Gereja: Lebih dari Sekadar Bangunan Fisik
Untuk memahami peran gereja dalam politik, kita perlu mendefinisikan apa itu gereja. Gereja bukan sekadar bangunan fisik atau organisasi keagamaan. Secara teologis, gereja adalah persekutuan orang percaya yang dipanggil keluar dari dunia untuk menjadi saksi Kristus di tengah dunia. Gereja memiliki dua dimensi utama:
- Ecclesia yang Kelihatan (Gereja Institusional): Ini adalah gereja dalam bentuk organisasi dengan struktur, hierarki, dan aturan-aturan tertentu. Gereja institusional memiliki peran dalam mengatur kehidupan internal gereja dan berinteraksi dengan dunia luar.
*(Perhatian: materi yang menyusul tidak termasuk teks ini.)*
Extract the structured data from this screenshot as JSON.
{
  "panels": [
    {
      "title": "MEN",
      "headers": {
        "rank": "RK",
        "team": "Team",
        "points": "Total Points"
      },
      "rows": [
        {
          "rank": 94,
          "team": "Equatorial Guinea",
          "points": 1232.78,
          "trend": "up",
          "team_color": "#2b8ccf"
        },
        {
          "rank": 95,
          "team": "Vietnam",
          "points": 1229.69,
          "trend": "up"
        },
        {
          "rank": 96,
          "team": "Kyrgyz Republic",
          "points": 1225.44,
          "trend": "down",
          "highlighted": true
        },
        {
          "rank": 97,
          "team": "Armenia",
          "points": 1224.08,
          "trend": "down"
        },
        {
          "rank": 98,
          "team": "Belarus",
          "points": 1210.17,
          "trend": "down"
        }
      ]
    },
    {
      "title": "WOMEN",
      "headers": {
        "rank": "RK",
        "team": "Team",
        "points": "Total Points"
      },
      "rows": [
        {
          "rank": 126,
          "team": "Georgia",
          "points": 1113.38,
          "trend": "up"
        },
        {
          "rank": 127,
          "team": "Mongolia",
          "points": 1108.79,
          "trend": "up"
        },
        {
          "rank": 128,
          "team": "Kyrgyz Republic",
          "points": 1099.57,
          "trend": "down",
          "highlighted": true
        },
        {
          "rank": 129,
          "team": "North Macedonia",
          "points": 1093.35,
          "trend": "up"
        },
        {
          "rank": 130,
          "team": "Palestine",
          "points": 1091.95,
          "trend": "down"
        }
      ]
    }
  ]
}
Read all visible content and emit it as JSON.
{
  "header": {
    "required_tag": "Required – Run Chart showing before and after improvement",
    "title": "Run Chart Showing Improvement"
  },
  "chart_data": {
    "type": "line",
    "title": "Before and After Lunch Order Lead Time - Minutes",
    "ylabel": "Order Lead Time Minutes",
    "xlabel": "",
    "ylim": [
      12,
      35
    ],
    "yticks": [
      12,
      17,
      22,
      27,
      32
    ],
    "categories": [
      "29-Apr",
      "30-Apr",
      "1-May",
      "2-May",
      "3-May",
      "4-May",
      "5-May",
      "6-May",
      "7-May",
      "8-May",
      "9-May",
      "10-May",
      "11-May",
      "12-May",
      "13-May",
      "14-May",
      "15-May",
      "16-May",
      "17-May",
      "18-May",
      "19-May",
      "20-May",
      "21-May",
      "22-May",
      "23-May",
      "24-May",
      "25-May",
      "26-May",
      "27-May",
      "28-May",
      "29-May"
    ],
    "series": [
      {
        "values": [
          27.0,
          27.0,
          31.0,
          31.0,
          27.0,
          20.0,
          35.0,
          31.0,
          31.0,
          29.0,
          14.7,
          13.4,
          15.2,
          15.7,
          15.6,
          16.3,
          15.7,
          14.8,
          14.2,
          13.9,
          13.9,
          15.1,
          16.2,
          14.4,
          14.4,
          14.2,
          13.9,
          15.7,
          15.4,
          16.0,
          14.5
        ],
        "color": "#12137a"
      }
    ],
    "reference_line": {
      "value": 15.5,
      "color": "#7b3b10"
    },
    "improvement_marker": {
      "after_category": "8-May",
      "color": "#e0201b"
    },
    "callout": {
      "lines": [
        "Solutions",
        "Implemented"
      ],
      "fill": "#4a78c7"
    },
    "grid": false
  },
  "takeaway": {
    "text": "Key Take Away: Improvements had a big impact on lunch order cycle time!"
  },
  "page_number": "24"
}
- Ecclesia yang Tidak Kelihatan (Gereja Persekutuan): Ini adalah gereja sebagai persekutuan orang percaya yang diikat oleh iman kepada Kristus. Gereja persekutuan bersifat spiritual dan melampaui batas-batas organisasi dan denominasi.
Bolehkah Gereja Berpolitik? Perspektif Teologis dan Praktis
Pertanyaan tentang bolehkah gereja berpolitik adalah pertanyaan yang kompleks dan memiliki beragam jawaban.
- Argumen yang Mendukung Keterlibatan Gereja dalam Politik:
- Amanat Agung dan Suara Kenabian: Sebagian teolog dan tokoh gereja berpendapat bahwa gereja memiliki mandat untuk terlibat dalam politik sebagai bagian dari amanat agung untuk menjadi “garam dan terang dunia” (Matius 5:13-16). Gereja dipanggil untuk menyuarakan kebenaran dan keadilan, termasuk dalam ranah politik. Gereja profetik berperan sebagai pengkritik terhadap kekuasaan yang korup dan penindas.
- Politik sebagai Arena Pelayanan: Politik adalah salah satu arena kehidupan manusia yang membutuhkan sentuhan nilai-nilai Kristiani. Keterlibatan gereja dalam politik dapat dilihat sebagai bentuk pelayanan untuk mewujudkan kebaikan bersama dan kesejahteraan masyarakat.
- Menjaga Moralitas Publik: Gereja memiliki tanggung jawab moral untuk menjaga moralitas publik. Politik yang tidak bermoral dapat merusak sendi-sendi kehidupan masyarakat. Oleh karena itu, gereja perlu terlibat dalam politik untuk memastikan nilai-nilai moral tetap menjadi kompas dalam kehidupan berbangsa dan bernegara.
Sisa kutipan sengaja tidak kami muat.